Parliamentary elections were held in Burkina Faso on 5 May 2002. The result was a victory for the ruling Congress for Democracy and Progress (CDP), which won 57 of the 111 seats in the National Assembly.

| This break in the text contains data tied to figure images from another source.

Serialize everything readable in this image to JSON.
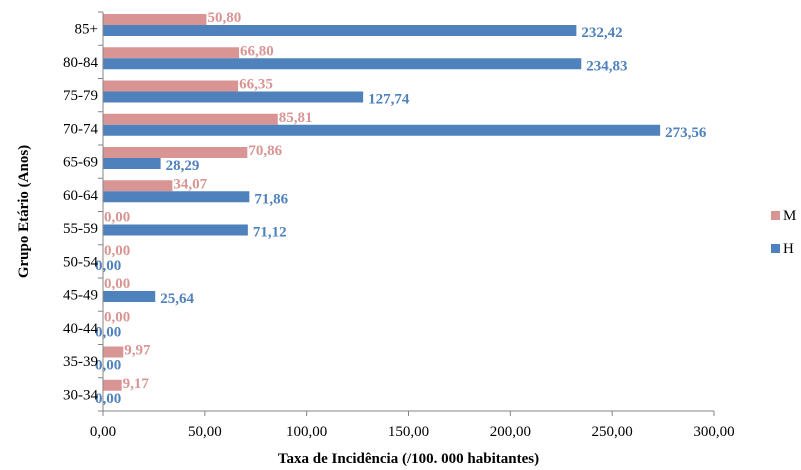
{
  "chart_data": {
    "type": "bar",
    "orientation": "horizontal",
    "categories": [
      "85+",
      "80-84",
      "75-79",
      "70-74",
      "65-69",
      "60-64",
      "55-59",
      "50-54",
      "45-49",
      "40-44",
      "35-39",
      "30-34"
    ],
    "series": [
      {
        "name": "M",
        "color": "#d99594",
        "values": [
          50.8,
          66.8,
          66.35,
          85.81,
          70.86,
          34.07,
          0.0,
          0.0,
          0.0,
          0.0,
          9.97,
          9.17
        ],
        "labels": [
          "50,80",
          "66,80",
          "66,35",
          "85,81",
          "70,86",
          "34,07",
          "0,00",
          "0,00",
          "0,00",
          "0,00",
          "9,97",
          "9,17"
        ]
      },
      {
        "name": "H",
        "color": "#4f81bd",
        "values": [
          232.42,
          234.83,
          127.74,
          273.56,
          28.29,
          71.86,
          71.12,
          0.0,
          25.64,
          0.0,
          0.0,
          0.0
        ],
        "labels": [
          "232,42",
          "234,83",
          "127,74",
          "273,56",
          "28,29",
          "71,86",
          "71,12",
          "0,00",
          "25,64",
          "0,00",
          "0,00",
          "0,00"
        ]
      }
    ],
    "xlim": [
      0,
      300
    ],
    "xticks": [
      0,
      50,
      100,
      150,
      200,
      250,
      300
    ],
    "xtick_labels": [
      "0,00",
      "50,00",
      "100,00",
      "150,00",
      "200,00",
      "250,00",
      "300,00"
    ],
    "xlabel": "Taxa de Incidência  (/100. 000 habitantes)",
    "ylabel": "Grupo Etário (Anos)",
    "legend": [
      "M",
      "H"
    ],
    "legend_position": "right",
    "grid": false
  }
}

According to the Journal of Democracy, "The elections were acknowledged by the opposition and international observers to be much freer and fairer than in the past."

==Electoral system==
Following electoral reforms introduced since the 1997 elections, the 111 members of the National Assembly were elected in two sections: 90 seats were elected using regional lists in 13 constituencies, whilst the remaining 21 were elected on a national list.

==Campaign==
A total of 3,540 candidates registered to contest the elections, with 30 political parties participating.

==Results==

| Party |  | Votes | % | Seats |  |  |  |  |
| National | Regional | Total |
|  | Congress for Democracy and Progress | 862,119 | 49.49 | 11 | 46 | 57 |
|  | Alliance for Democracy and Federation – African Democratic Rally | 219,543 | 12.60 | 3 | 14 | 17 |
|  | Party for Democracy and Progress / Socialist Party | 122,100 | 7.01 | 2 | 8 | 10 |
|  | Coalition of Democratic Forces | 76,333 | 4.38 | 1 | 4 | 5 |
|  | African Independence Party | 63,031 | 3.62 | 1 | 4 | 5 |
|  | National Rebirth Party | 47,477 | 2.73 | 1 | 3 | 4 |
|  | Sankarist Pan-African Convention | 45,745 | 2.63 | 1 | 2 | 3 |
|  | Union for Rebirth / Sankarist Party | 42,599 | 2.45 | 1 | 2 | 3 |
|  | Party for Democracy and Socialism | 42,039 | 2.41 | 0 | 2 | 2 |
|  | National Convention of Progressive Democrats | 35,107 | 2.02 | 0 | 2 | 2 |
|  | FFS | 33,917 | 1.95 | 0 | 0 | 0 |
|  | UNDP | 20,313 | 1.17 | 0 | 0 | 0 |
|  | CAD | 18,900 | 1.08 | 0 | 0 | 0 |
|  | PNP | 18,192 | 1.04 | 0 | 0 | 0 |
|  | Union of Democrats and Independent Progressives | 18,053 | 1.04 | 0 | 1 | 1 |
|  | Patriotic Front for Change | 16,852 | 0.97 | 0 | 1 | 1 |
|  | Alliance for Progress and Freedom | 11,631 | 0.67 | 0 | 1 | 1 |
|  | PPDS | 11,438 | 0.66 | 0 | 0 | 0 |
|  | RDP | 9,185 | 0.53 | 0 | 0 | 0 |
|  | GDP | 5,528 | 0.32 | 0 | 0 | 0 |
|  | RPP/G | 5,321 | 0.31 | 0 | 0 | 0 |
|  | PSU | 3,685 | 0.21 | 0 | 0 | 0 |
|  | PNR/JV | 3,144 | 0.18 | 0 | 0 | 0 |
|  | UDD | 3,017 | 0.17 | 0 | 0 | 0 |
|  | UPD/PT | 2,767 | 0.16 | 0 | 0 | 0 |
|  | RDR | 2,664 | 0.15 | 0 | 0 | 0 |
|  | PFID | 440 | 0.03 | 0 | 0 | 0 |
|  | MDR | 394 | 0.02 | 0 | 0 | 0 |
|  | PBR | 315 | 0.02 | 0 | 0 | 0 |
|  | PDN | 187 | 0.01 | 0 | 0 | 0 |
| Total |  | 1,742,036 | 100.00 | 21 | 90 | 111 |
| Valid votes |  | 1,741,037 | 92.45 |  |  |  |
| Invalid/blank votes |  | 142,243 | 7.55 |  |  |  |
| Total votes |  | 1,883,280 | 100.00 |  |  |  |
| Registered voters/turnout |  | 2,935,285 | 64.16 |  |  |  |
Source: CENI

==Aftermath==
Following the elections, Roch Marc Christian Kaboré of the CDP was elected President of the National Assembly, defeating Marlène Zebango of the Alliance for Democracy and Federation – African Democratic Rally by a vote of 77–22.